Amazon has so many though [0] that I don't really think that's directly why that happens - I'd assume it's just laze (whether human or algorithmic!) in finding the optimal box, and going with one that's obviously big enough, to hand, or whatever.
I worked for Amazon in sustainability for some time. "Fitting" 'perfectly' requires literally billions of shape combinations, because multiple items ship in one box. I question whether it would save any holistic measure of energy/emissions/waste to solve that problem to any measure of 'perfectly'.
The work Amazon has done to change box types, switch to bags, etc., has reduced waste considerably per package, though I suspect the absolute amount of waste has continued to increase with business growth.
When I worked at a grocery store, our solution for re-stacking pallets of merchandise was to place the largest boxes at the bottom and build upward with smaller boxes. Obviously this wouldn't be a great way to do things in a shipping container given the amount of vertically wasted space, but it worked in a warehouse.
Of course, the reason we were re-stacking pallets is because our original managers were so bad at managing inventory that the 20ish backstock carts were full, so we would routinely have 15-25 pallets of backstock in the warehouse... when ideally the carts should only ever be half full. Saved their jobs when I took the order gun from them, lol.
The nice thing about shipping containers is that you have walls that can provide lateral stability and a bit of retention.

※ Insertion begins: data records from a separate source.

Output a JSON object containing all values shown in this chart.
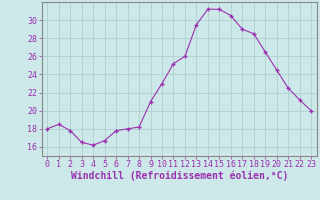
{
  "x": [
    0,
    1,
    2,
    3,
    4,
    5,
    6,
    7,
    8,
    9,
    10,
    11,
    12,
    13,
    14,
    15,
    16,
    17,
    18,
    19,
    20,
    21,
    22,
    23
  ],
  "y": [
    18,
    18.5,
    17.8,
    16.5,
    16.2,
    16.7,
    17.8,
    18,
    18.2,
    21,
    23,
    25.2,
    26,
    29.5,
    31.2,
    31.2,
    30.5,
    29,
    28.5,
    26.5,
    24.5,
    22.5,
    21.2,
    20
  ],
  "line_color": "#9b30b0",
  "marker": "+",
  "marker_size": 3,
  "marker_linewidth": 1.0,
  "background_color": "#cce8e8",
  "grid_color": "#aacccc",
  "xlabel": "Windchill (Refroidissement éolien,°C)",
  "yticks": [
    16,
    18,
    20,
    22,
    24,
    26,
    28,
    30
  ],
  "ylim": [
    15.0,
    32.0
  ],
  "xlim": [
    -0.5,
    23.5
  ],
  "xlabel_fontsize": 7,
  "tick_fontsize": 6,
  "axis_label_color": "#9b30b0",
  "tick_color": "#9b30b0",
  "spine_color": "#888888"
}
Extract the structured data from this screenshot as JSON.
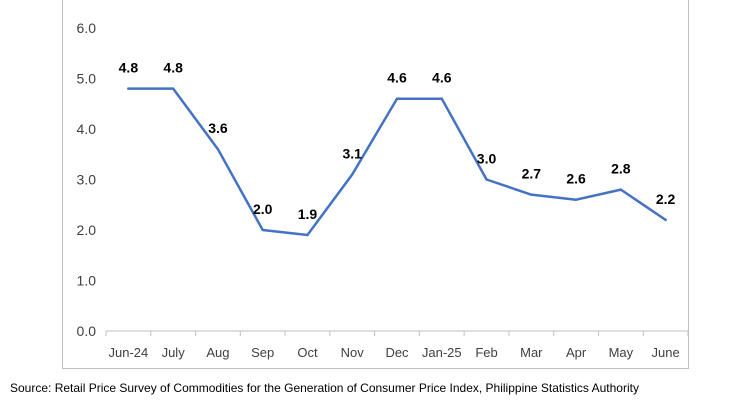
{
  "chart_data": {
    "type": "line",
    "title": "",
    "xlabel": "",
    "ylabel": "",
    "categories": [
      "Jun-24",
      "July",
      "Aug",
      "Sep",
      "Oct",
      "Nov",
      "Dec",
      "Jan-25",
      "Feb",
      "Mar",
      "Apr",
      "May",
      "June"
    ],
    "series": [
      {
        "values": [
          4.8,
          4.8,
          3.6,
          2.0,
          1.9,
          3.1,
          4.6,
          4.6,
          3.0,
          2.7,
          2.6,
          2.8,
          2.2
        ],
        "labels": [
          "4.8",
          "4.8",
          "3.6",
          "2.0",
          "1.9",
          "3.1",
          "4.6",
          "4.6",
          "3.0",
          "2.7",
          "2.6",
          "2.8",
          "2.2"
        ]
      }
    ],
    "yticks": [
      "0.0",
      "1.0",
      "2.0",
      "3.0",
      "4.0",
      "5.0",
      "6.0"
    ],
    "ylim": [
      0,
      6
    ],
    "grid": false,
    "line_color": "#4472C4"
  },
  "footer": {
    "source": "Source: Retail Price Survey of Commodities for the Generation of Consumer Price Index, Philippine Statistics Authority"
  }
}
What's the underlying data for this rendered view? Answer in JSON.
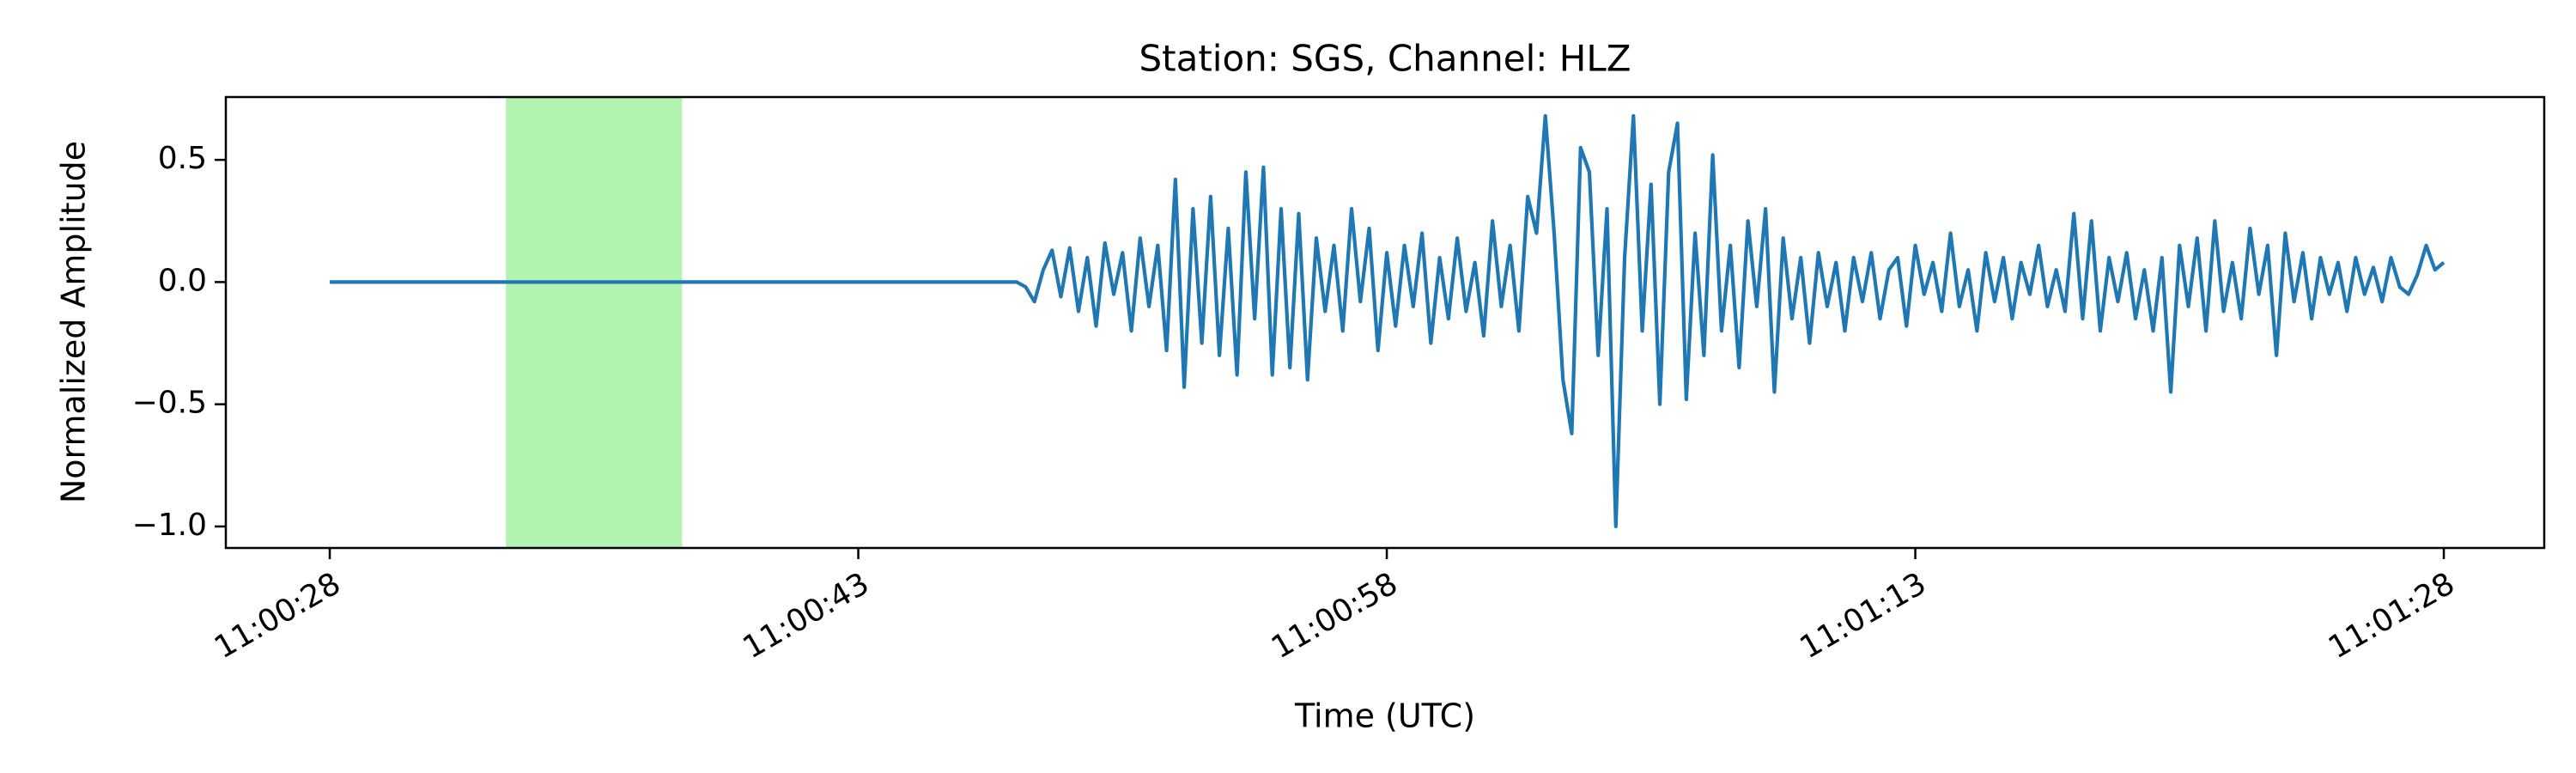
{
  "chart_data": {
    "type": "line",
    "title": "Station: SGS, Channel: HLZ",
    "x_label": "Time (UTC)",
    "y_label": "Normalized Amplitude",
    "xlim": [
      39625.05,
      39690.85
    ],
    "ylim": [
      -1.088,
      0.757
    ],
    "xticks": [
      {
        "value": 39628,
        "label": "11:00:28"
      },
      {
        "value": 39643,
        "label": "11:00:43"
      },
      {
        "value": 39658,
        "label": "11:00:58"
      },
      {
        "value": 39673,
        "label": "11:01:13"
      },
      {
        "value": 39688,
        "label": "11:01:28"
      }
    ],
    "yticks": [
      {
        "value": 0.5,
        "label": "0.5"
      },
      {
        "value": 0,
        "label": "0.0"
      },
      {
        "value": -0.5,
        "label": "−0.5"
      },
      {
        "value": -1,
        "label": "−1.0"
      }
    ],
    "highlight_span": {
      "range": [
        39633,
        39638
      ],
      "color": "#b3f3b0"
    },
    "x": [
      39628,
      39647.5,
      39647.75,
      39648,
      39648.25,
      39648.5,
      39648.75,
      39649,
      39649.25,
      39649.5,
      39649.75,
      39650,
      39650.25,
      39650.5,
      39650.75,
      39651,
      39651.25,
      39651.5,
      39651.75,
      39652,
      39652.25,
      39652.5,
      39652.75,
      39653,
      39653.25,
      39653.5,
      39653.75,
      39654,
      39654.25,
      39654.5,
      39654.75,
      39655,
      39655.25,
      39655.5,
      39655.75,
      39656,
      39656.25,
      39656.5,
      39656.75,
      39657,
      39657.25,
      39657.5,
      39657.75,
      39658,
      39658.25,
      39658.5,
      39658.75,
      39659,
      39659.25,
      39659.5,
      39659.75,
      39660,
      39660.25,
      39660.5,
      39660.75,
      39661,
      39661.25,
      39661.5,
      39661.75,
      39662,
      39662.25,
      39662.5,
      39662.75,
      39663,
      39663.25,
      39663.5,
      39663.75,
      39664,
      39664.25,
      39664.5,
      39664.75,
      39665,
      39665.25,
      39665.5,
      39665.75,
      39666,
      39666.25,
      39666.5,
      39666.75,
      39667,
      39667.25,
      39667.5,
      39667.75,
      39668,
      39668.25,
      39668.5,
      39668.75,
      39669,
      39669.25,
      39669.5,
      39669.75,
      39670,
      39670.25,
      39670.5,
      39670.75,
      39671,
      39671.25,
      39671.5,
      39671.75,
      39672,
      39672.25,
      39672.5,
      39672.75,
      39673,
      39673.25,
      39673.5,
      39673.75,
      39674,
      39674.25,
      39674.5,
      39674.75,
      39675,
      39675.25,
      39675.5,
      39675.75,
      39676,
      39676.25,
      39676.5,
      39676.75,
      39677,
      39677.25,
      39677.5,
      39677.75,
      39678,
      39678.25,
      39678.5,
      39678.75,
      39679,
      39679.25,
      39679.5,
      39679.75,
      39680,
      39680.25,
      39680.5,
      39680.75,
      39681,
      39681.25,
      39681.5,
      39681.75,
      39682,
      39682.25,
      39682.5,
      39682.75,
      39683,
      39683.25,
      39683.5,
      39683.75,
      39684,
      39684.25,
      39684.5,
      39684.75,
      39685,
      39685.25,
      39685.5,
      39685.75,
      39686,
      39686.25,
      39686.5,
      39686.75,
      39687,
      39687.25,
      39687.5,
      39687.75,
      39688
    ],
    "series": [
      {
        "color": "#1f77b4",
        "values": [
          0,
          0,
          -0.02,
          -0.08,
          0.05,
          0.13,
          -0.06,
          0.14,
          -0.12,
          0.1,
          -0.18,
          0.16,
          -0.05,
          0.12,
          -0.2,
          0.18,
          -0.1,
          0.15,
          -0.28,
          0.42,
          -0.43,
          0.3,
          -0.25,
          0.35,
          -0.3,
          0.22,
          -0.38,
          0.45,
          -0.15,
          0.47,
          -0.38,
          0.3,
          -0.35,
          0.28,
          -0.4,
          0.18,
          -0.12,
          0.15,
          -0.2,
          0.3,
          -0.08,
          0.22,
          -0.28,
          0.12,
          -0.18,
          0.15,
          -0.1,
          0.2,
          -0.25,
          0.1,
          -0.15,
          0.18,
          -0.12,
          0.08,
          -0.22,
          0.25,
          -0.1,
          0.15,
          -0.2,
          0.35,
          0.2,
          0.68,
          0.2,
          -0.4,
          -0.62,
          0.55,
          0.45,
          -0.3,
          0.3,
          -1.0,
          0.1,
          0.68,
          -0.2,
          0.4,
          -0.5,
          0.45,
          0.65,
          -0.48,
          0.2,
          -0.3,
          0.52,
          -0.2,
          0.15,
          -0.35,
          0.25,
          -0.1,
          0.3,
          -0.45,
          0.18,
          -0.15,
          0.1,
          -0.25,
          0.12,
          -0.1,
          0.08,
          -0.2,
          0.1,
          -0.08,
          0.12,
          -0.15,
          0.05,
          0.1,
          -0.18,
          0.15,
          -0.05,
          0.08,
          -0.12,
          0.2,
          -0.1,
          0.05,
          -0.2,
          0.12,
          -0.08,
          0.1,
          -0.15,
          0.08,
          -0.05,
          0.15,
          -0.1,
          0.05,
          -0.12,
          0.28,
          -0.15,
          0.25,
          -0.2,
          0.1,
          -0.08,
          0.12,
          -0.15,
          0.05,
          -0.2,
          0.1,
          -0.45,
          0.15,
          -0.1,
          0.18,
          -0.2,
          0.25,
          -0.12,
          0.08,
          -0.15,
          0.22,
          -0.05,
          0.15,
          -0.3,
          0.2,
          -0.08,
          0.12,
          -0.15,
          0.1,
          -0.05,
          0.08,
          -0.12,
          0.1,
          -0.05,
          0.06,
          -0.08,
          0.1,
          -0.02,
          -0.05,
          0.03,
          0.15,
          0.05,
          0.08
        ]
      }
    ]
  }
}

Loading for UPS you would basically play 3D Tetris building walls of boxes. As you neared the end of each row you would pick a box 2-3 inches too wide to fit and smash it in there to lock everything up.
To unload you most reverse the process. Unless it gets busy then you just pull the whole wall down at one time and bulldoze the boxes onto the rollers.
Restacking pallets in warehouses is way harder. It’s more like building a house of cards but no card is the same size.
> place the largest boxes at the bottom and build upward with smaller boxes
I think this is actually a basic rule in packing / loading. Get the big things in first and then work around them with the small things. It's how I load my car when going on a big trip. The main exception is things that you will need quickly without having to unload everything.
'Big things first' is also why mixtures (e.g. muesli) settle in transit with the larger pieces at the top and dust at the bottom. Small things can work their way under the big things but the converse isn't true, unless the whole volume is vigorously shaken.